Nanomolecular Metallurgy: Transformation from Au144(SCH2CH2Ph)60 to Au279(SPh‑tBu)84

Transformation brought about by ligand exchange is one of the effective methods for the synthesis of gold-thiolate nanomolecules (AuNMs). In this method, the AuNMs are treated with an excess exogenous thiol at an elevated temperature. It has been found that the ligand exchange is often accompanied by conversion of the metal core from a larger size to a smaller size, depending on the type of exogenous capping ligand employed. In this work, we present the transformation of a smaller-size AuNM (133 Au atoms) to a larger-size AuNM (279 Au atoms).
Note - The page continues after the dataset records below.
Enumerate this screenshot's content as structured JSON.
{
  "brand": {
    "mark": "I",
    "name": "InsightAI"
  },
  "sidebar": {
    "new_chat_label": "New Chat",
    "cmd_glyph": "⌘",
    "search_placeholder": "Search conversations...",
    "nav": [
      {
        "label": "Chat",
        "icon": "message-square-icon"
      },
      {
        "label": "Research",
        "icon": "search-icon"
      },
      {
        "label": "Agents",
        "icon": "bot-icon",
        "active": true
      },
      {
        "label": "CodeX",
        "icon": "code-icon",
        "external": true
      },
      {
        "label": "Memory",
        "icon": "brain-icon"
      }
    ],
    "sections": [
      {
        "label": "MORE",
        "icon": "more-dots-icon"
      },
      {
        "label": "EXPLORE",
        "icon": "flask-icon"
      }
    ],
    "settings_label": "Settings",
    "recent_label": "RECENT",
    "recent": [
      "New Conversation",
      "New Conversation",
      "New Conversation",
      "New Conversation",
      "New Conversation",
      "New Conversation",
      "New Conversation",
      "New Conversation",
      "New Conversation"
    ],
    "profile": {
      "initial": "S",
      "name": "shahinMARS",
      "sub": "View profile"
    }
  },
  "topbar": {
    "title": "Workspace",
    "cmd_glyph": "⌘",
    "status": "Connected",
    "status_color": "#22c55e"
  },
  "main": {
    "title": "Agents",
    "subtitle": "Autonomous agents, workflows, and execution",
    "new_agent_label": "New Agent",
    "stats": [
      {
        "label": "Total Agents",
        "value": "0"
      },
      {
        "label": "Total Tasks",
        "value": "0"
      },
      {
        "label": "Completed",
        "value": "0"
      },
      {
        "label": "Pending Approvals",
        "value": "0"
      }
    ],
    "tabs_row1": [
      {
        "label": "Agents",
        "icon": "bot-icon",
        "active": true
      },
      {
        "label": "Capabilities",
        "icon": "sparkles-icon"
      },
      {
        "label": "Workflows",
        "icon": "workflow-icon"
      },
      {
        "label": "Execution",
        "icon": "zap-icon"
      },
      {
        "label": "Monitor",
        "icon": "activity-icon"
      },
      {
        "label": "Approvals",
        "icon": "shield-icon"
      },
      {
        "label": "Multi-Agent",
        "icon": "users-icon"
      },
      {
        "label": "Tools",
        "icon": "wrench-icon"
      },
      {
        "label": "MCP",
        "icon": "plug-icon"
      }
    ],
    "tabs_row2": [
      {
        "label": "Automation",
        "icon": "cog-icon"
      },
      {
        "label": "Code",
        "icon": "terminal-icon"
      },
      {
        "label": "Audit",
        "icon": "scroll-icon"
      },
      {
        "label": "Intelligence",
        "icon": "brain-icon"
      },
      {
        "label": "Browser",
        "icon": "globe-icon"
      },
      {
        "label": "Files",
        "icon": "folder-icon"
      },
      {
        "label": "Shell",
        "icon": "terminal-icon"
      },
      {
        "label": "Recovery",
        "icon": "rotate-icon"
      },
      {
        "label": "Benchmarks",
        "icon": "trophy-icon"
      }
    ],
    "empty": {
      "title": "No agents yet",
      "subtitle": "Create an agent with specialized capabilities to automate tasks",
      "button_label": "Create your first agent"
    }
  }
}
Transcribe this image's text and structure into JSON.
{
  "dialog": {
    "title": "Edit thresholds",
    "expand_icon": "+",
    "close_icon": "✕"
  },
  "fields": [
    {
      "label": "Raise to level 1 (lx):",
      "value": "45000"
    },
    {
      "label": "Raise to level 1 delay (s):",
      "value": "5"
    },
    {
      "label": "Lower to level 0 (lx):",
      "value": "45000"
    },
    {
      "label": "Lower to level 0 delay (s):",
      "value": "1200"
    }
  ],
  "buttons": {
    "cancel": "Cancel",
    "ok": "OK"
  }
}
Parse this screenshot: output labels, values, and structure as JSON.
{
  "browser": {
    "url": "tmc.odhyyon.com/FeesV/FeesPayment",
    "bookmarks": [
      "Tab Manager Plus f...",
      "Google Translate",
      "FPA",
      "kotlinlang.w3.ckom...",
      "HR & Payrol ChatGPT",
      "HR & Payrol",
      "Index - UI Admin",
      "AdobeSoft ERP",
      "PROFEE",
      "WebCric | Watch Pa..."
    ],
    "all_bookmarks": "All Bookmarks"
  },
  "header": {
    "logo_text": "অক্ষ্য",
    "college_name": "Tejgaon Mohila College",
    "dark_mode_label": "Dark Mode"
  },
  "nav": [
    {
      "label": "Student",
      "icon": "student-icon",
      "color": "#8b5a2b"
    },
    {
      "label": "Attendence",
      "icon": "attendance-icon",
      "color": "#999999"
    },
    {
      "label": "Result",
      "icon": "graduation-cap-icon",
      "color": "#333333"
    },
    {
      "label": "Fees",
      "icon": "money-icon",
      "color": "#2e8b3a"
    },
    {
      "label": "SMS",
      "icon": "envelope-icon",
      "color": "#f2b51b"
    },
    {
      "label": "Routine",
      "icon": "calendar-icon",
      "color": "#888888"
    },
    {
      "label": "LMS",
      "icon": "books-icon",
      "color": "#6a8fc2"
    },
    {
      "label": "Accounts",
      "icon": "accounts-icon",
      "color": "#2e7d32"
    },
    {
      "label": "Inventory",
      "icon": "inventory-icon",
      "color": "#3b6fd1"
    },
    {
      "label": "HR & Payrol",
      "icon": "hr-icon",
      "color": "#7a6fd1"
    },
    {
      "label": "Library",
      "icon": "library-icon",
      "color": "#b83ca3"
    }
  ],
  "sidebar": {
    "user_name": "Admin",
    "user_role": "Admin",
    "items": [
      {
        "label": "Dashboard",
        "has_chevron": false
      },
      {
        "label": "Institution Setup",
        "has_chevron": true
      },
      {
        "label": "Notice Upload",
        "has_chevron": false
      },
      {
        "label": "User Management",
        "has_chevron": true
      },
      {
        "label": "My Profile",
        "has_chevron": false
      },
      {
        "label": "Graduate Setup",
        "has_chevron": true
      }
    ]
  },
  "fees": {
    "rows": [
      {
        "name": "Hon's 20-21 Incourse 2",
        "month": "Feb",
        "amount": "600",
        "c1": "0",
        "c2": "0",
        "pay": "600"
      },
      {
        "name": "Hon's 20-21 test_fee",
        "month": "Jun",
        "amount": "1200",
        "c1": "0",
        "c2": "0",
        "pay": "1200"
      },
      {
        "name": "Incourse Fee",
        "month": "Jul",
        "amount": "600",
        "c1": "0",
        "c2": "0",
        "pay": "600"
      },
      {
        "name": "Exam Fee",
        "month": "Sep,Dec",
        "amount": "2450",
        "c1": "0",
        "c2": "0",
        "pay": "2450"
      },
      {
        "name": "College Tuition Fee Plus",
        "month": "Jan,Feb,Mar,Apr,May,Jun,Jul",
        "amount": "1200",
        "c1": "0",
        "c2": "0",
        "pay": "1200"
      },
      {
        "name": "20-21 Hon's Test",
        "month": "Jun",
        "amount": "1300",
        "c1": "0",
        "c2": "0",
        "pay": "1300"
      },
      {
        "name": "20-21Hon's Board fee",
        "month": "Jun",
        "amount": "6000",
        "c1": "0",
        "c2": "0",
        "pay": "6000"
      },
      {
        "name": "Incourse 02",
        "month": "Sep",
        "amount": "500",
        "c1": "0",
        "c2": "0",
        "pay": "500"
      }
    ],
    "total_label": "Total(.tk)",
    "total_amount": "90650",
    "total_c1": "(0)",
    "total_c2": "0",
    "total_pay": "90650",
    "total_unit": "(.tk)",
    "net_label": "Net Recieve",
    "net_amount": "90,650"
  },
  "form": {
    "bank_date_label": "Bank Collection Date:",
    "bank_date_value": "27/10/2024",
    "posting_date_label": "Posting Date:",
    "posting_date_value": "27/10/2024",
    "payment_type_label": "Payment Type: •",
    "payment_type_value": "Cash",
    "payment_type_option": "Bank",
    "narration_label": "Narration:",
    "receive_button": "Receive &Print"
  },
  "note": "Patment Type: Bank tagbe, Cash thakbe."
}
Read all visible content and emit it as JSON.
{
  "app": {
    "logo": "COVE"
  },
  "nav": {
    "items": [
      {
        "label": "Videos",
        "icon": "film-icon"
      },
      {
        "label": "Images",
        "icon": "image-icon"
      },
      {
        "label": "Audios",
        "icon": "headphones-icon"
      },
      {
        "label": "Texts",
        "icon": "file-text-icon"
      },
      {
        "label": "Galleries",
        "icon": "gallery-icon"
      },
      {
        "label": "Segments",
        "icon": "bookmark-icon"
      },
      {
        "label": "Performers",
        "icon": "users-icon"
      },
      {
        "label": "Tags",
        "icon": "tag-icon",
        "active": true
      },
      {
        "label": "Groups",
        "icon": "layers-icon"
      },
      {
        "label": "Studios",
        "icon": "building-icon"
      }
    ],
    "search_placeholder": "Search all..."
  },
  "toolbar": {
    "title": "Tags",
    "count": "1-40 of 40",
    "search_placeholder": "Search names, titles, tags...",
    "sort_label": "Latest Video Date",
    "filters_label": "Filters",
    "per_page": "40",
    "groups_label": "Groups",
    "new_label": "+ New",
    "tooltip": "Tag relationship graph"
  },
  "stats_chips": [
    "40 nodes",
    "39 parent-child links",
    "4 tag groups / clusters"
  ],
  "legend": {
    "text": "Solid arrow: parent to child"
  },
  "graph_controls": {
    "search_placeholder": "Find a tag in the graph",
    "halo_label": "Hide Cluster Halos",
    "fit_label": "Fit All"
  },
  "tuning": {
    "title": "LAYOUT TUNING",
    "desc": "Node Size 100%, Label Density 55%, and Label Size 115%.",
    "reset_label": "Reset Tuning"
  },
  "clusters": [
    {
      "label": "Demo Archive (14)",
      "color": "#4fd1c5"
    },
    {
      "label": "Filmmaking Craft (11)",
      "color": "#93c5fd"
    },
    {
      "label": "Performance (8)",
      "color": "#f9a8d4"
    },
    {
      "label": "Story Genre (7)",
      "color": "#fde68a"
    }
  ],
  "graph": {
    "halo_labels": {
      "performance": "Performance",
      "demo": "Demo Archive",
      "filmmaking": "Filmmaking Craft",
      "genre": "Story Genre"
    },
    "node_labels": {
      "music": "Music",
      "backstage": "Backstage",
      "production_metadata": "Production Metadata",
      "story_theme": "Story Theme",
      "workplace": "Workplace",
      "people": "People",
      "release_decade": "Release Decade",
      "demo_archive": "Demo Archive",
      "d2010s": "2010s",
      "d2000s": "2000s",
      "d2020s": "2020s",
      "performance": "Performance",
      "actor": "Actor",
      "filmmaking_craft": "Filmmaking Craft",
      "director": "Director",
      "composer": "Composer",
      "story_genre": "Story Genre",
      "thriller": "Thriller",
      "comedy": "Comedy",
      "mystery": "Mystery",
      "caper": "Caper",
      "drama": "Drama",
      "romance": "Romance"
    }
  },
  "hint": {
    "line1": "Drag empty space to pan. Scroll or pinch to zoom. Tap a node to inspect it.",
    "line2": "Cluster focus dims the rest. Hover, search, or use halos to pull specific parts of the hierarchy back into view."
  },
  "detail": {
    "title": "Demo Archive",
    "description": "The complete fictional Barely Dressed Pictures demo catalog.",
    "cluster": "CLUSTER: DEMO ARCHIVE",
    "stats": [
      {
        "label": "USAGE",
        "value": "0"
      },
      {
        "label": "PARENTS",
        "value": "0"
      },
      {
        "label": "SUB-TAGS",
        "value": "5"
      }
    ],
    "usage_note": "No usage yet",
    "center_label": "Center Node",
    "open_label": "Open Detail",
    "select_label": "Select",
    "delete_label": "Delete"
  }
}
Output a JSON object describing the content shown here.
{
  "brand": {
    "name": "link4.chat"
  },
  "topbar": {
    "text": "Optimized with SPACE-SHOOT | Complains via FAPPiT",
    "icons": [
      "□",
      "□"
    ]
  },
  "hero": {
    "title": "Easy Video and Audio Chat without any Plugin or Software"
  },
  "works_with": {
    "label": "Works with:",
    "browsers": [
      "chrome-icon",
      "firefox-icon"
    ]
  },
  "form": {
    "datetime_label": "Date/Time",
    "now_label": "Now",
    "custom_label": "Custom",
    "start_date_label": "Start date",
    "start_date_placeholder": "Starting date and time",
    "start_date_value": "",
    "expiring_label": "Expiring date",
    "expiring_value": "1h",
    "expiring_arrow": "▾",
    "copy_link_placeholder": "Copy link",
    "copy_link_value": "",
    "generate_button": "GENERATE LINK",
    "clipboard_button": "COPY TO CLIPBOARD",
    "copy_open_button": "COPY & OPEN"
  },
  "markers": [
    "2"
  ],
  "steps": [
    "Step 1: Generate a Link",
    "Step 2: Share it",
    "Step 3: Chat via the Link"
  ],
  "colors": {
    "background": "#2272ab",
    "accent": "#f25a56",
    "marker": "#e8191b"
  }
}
Here, we observe that the Au144(SCH2CH2Ph)60 AuNM in the presence of 4-tert-butylbenzenethiol under refluxing conditions first transforms to Au133(SPh-tBu)52, and then with the transformation reaction proceeding to form larger-sized AuNMs, Au191(SPh-tBu)66 and Au279(SPh-tBu)84. The reaction progress was monitored with matrix-assisted laser desorption ionization mass spectrometry (MALDI-MS) and UV–vis spectroscopy, and the intermediates and AuNMs were identified with electrospray ionization (ESI) MS. In conjunction with the above experiments, theoretical explorations using density functional theory calculations have been carried out, probing the energetics and thermodynamic stabilities underlying the observed size-changing transformations. It also elucidates the systematic size-dependent trends in the electronic structure of the original 144-gold-atoms-capped AuNM and the transformation products, including analysis of formation of superatom shells through the use of the core-cluster-shell model.